Anyway, it’s a beautiful way to pray. For those who are interested, you can find a series of YouTube videos detailing and explaining the Dominican Rite Mass beginning here.

Interesting things from classes this last week…

History of Ancient Philosophy: Fr. Eugene stated that Socrates was credited by Aristotle with being the inventor of inductive reasoning. He then gave what I thought was a great explanation of inductive reasoning: Let’s say I have a box on the desk here containing every flea in the world. How many legs does a flea have? How do I find out? Well, I pick up one, let’s see… one, two, three, four, five, six: this one has six… I pick up another… one, two, three, four, five, six: this one has six, too.... Eventually, I find enough fleas with six legs that I can be reasonably certain that it is usually true for all fleas that they have six legs. That’s the inductive method: reasoning from a set of particular instances toward a general conclusion about them. The assumption that sufficiently large sample sizes can give you a high degree of certainty about something is the basis for the scientific method. Be sure to thank Socrates some time for it.

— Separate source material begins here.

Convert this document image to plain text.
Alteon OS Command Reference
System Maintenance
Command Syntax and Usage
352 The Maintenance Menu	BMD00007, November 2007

Philosophy of Nature: We’re starting to read about and discuss Aristotle’s theories of change. I think I’m going to hold off for a bit until I have a better grasp on the material before I try to present it here. But it’s fascinating stuff.

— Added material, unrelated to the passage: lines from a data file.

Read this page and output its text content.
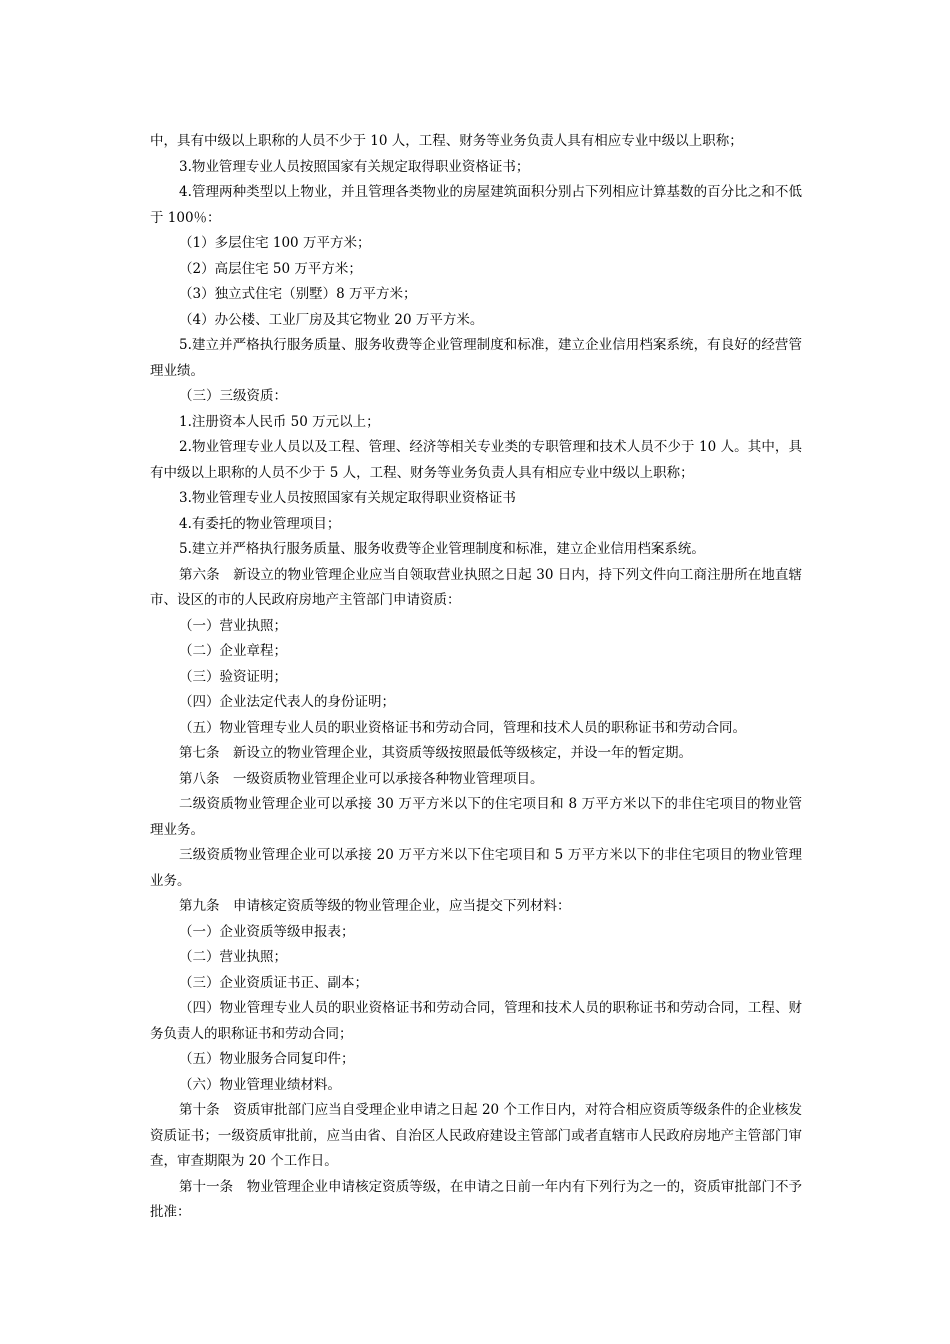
中，具有中级以上职称的人员不少于 10 人，工程、财务等业务负责人具有相应专业中级以上职称；

3.物业管理专业人员按照国家有关规定取得职业资格证书；

4.管理两种类型以上物业，并且管理各类物业的房屋建筑面积分别占下列相应计算基数的百分比之和不低于 100％：

（1）多层住宅 100 万平方米；

（2）高层住宅 50 万平方米；

（3）独立式住宅（别墅）8 万平方米；

（4）办公楼、工业厂房及其它物业 20 万平方米。

5.建立并严格执行服务质量、服务收费等企业管理制度和标准，建立企业信用档案系统，有良好的经营管理业绩。

（三）三级资质：

1.注册资本人民币 50 万元以上；

2.物业管理专业人员以及工程、管理、经济等相关专业类的专职管理和技术人员不少于 10 人。其中，具有中级以上职称的人员不少于 5 人，工程、财务等业务负责人具有相应专业中级以上职称；

3.物业管理专业人员按照国家有关规定取得职业资格证书

4.有委托的物业管理项目；

5.建立并严格执行服务质量、服务收费等企业管理制度和标准，建立企业信用档案系统。

第六条　新设立的物业管理企业应当自领取营业执照之日起 30 日内，持下列文件向工商注册所在地直辖市、设区的市的人民政府房地产主管部门申请资质：

（一）营业执照；

（二）企业章程；

（三）验资证明；

（四）企业法定代表人的身份证明；

（五）物业管理专业人员的职业资格证书和劳动合同，管理和技术人员的职称证书和劳动合同。

第七条　新设立的物业管理企业，其资质等级按照最低等级核定，并设一年的暂定期。

第八条　一级资质物业管理企业可以承接各种物业管理项目。

二级资质物业管理企业可以承接 30 万平方米以下的住宅项目和 8 万平方米以下的非住宅项目的物业管理业务。

三级资质物业管理企业可以承接 20 万平方米以下住宅项目和 5 万平方米以下的非住宅项目的物业管理业务。

第九条　申请核定资质等级的物业管理企业，应当提交下列材料：

（一）企业资质等级申报表；

（二）营业执照；

（三）企业资质证书正、副本；

（四）物业管理专业人员的职业资格证书和劳动合同，管理和技术人员的职称证书和劳动合同，工程、财务负责人的职称证书和劳动合同；

（五）物业服务合同复印件；

（六）物业管理业绩材料。

第十条　资质审批部门应当自受理企业申请之日起 20 个工作日内，对符合相应资质等级条件的企业核发资质证书；一级资质审批前，应当由省、自治区人民政府建设主管部门或者直辖市人民政府房地产主管部门审查，审查期限为 20 个工作日。

第十一条　物业管理企业申请核定资质等级，在申请之日前一年内有下列行为之一的，资质审批部门不予批准：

Intro to New Testament: There’s a lot that we miss by not knowing the languages in which the biblical texts were originally composed. As one example, in the Book of Genesis it says that Adam and Eve were given clothes made of skins after their fall from grace. It makes you wonder, “What were they clothed in before that?” One answer could be, “Well, nothing, duh,” but another is given by looking at the Hebrew text. If you flip one letter in the Hebrew word for “skin,” you get the Hebrew word for “light.” Adam and Eve were clothed in light: they shone with the glory of God before their fall. Makes you think a little more about the consequences of sin, eh? These sorts of plays on words apparently are quite common in the Bible, if only you know how to look for them.

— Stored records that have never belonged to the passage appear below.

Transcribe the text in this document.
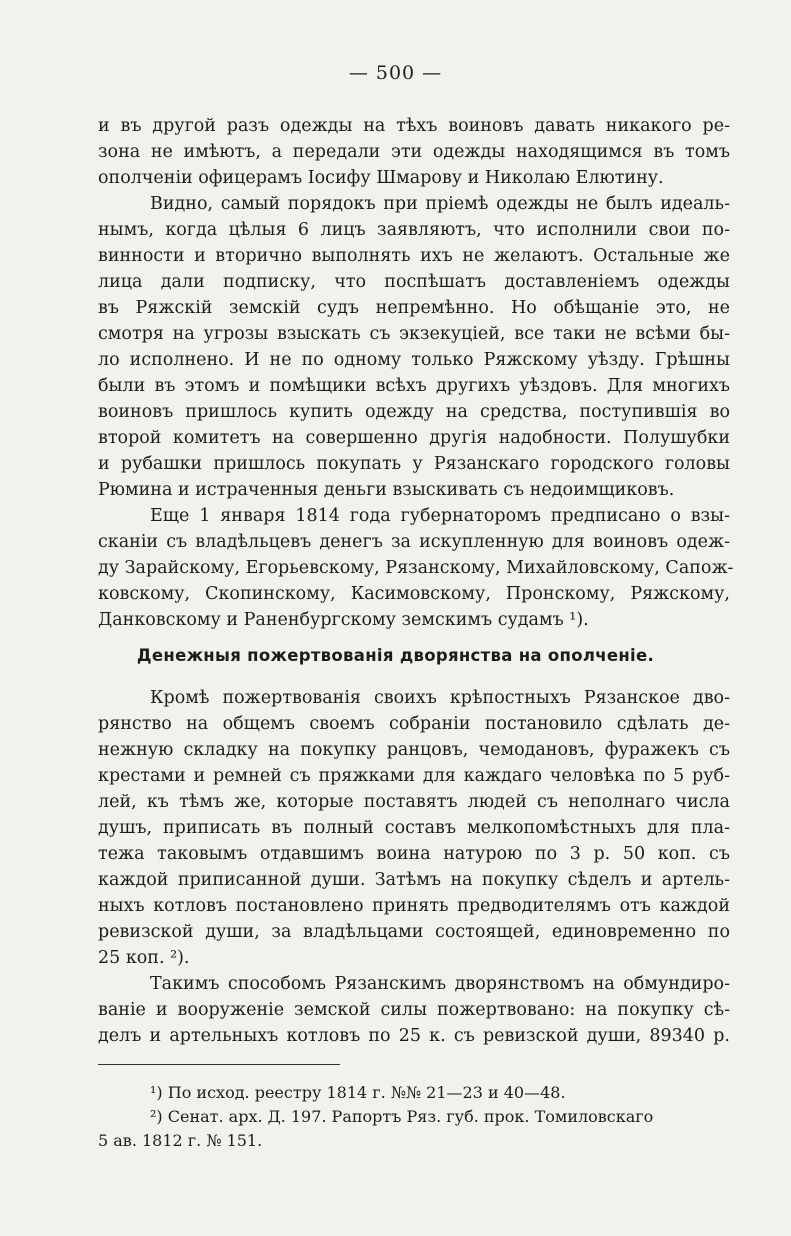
— 500 —
и въ другой разъ одежды на тѣхъ воиновъ давать никакого ре-
зона не имѣютъ, а передали эти одежды находящимся въ томъ
ополченіи офицерамъ Іосифу Шмарову и Николаю Елютину.
Видно, самый порядокъ при пріемѣ одежды не былъ идеаль-
нымъ, когда цѣлыя 6 лицъ заявляютъ, что исполнили свои по-
винности и вторично выполнять ихъ не желаютъ. Остальные же
лица дали подписку, что поспѣшатъ доставленіемъ одежды
въ Ряжскій земскій судъ непремѣнно. Но обѣщаніе это, не
смотря на угрозы взыскать съ экзекуціей, все таки не всѣми бы-
ло исполнено. И не по одному только Ряжскому уѣзду. Грѣшны
были въ этомъ и помѣщики всѣхъ другихъ уѣздовъ. Для многихъ
воиновъ пришлось купить одежду на средства, поступившія во
второй комитетъ на совершенно другія надобности. Полушубки
и рубашки пришлось покупать у Рязанскаго городского головы
Рюмина и истраченныя деньги взыскивать съ недоимщиковъ.
Еще 1 января 1814 года губернаторомъ предписано о взы-
сканіи съ владѣльцевъ денегъ за искупленную для воиновъ одеж-
ду Зарайскому, Егорьевскому, Рязанскому, Михайловскому, Сапож-
ковскому, Скопинскому, Касимовскому, Пронскому, Ряжскому,
Данковскому и Раненбургскому земскимъ судамъ ¹).
Денежныя пожертвованія дворянства на ополченіе.
Кромѣ пожертвованія своихъ крѣпостныхъ Рязанское дво-
рянство на общемъ своемъ собраніи постановило сдѣлать де-
нежную складку на покупку ранцовъ, чемодановъ, фуражекъ съ
крестами и ремней съ пряжками для каждаго человѣка по 5 руб-
лей, къ тѣмъ же, которые поставятъ людей съ неполнаго числа
душъ, приписать въ полный составъ мелкопомѣстныхъ для пла-
тежа таковымъ отдавшимъ воина натурою по 3 р. 50 коп. съ
каждой приписанной души. Затѣмъ на покупку сѣделъ и артель-
ныхъ котловъ постановлено принять предводителямъ отъ каждой
ревизской души, за владѣльцами состоящей, единовременно по
25 коп. ²).
Такимъ способомъ Рязанскимъ дворянствомъ на обмундиро-
ваніе и вооруженіе земской силы пожертвовано: на покупку сѣ-
делъ и артельныхъ котловъ по 25 к. съ ревизской души, 89340 р.
¹) По исход. реестру 1814 г. №№ 21—23 и 40—48.
²) Сенат. арх. Д. 197. Рапортъ Ряз. губ. прок. Томиловскаго
5 ав. 1812 г. № 151.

Aristotelian Logic: Last week we were discussing how words can be used univocally, equivocally, or analogously. To use a word “univocally” in regard to two different things means we mean that word in the same way for both things; so, if I saw of both Nolan Ryan and Greg Maddux “they are pitchers,” I’m using the word “pitcher” univocally. But if I say of both Nolan Ryan and the jug holding water “They are pitchers,” I’m using the word “pitcher” equivocally; the same word is being used to mean different things. There’s a middle way between these two, however. If I refer to both a stone in my garden and St. Peter as a “rock,” I don’t mean it exactly the same way for each, but there is some link between the way I’m using the word in each case; I’m trying to relate some quality in the rock to some quality in St. Peter. This is a case of using a word analogously. If you pay attention, you’ll notice that an awful lot of the problems people have when communicating with each other comes from equivocal or misunderstood analogous usages of words: people using the same word to mean two different things, or someone trying to use a word analogously without the other party grasping it. Keep a look out for these things and see what you find.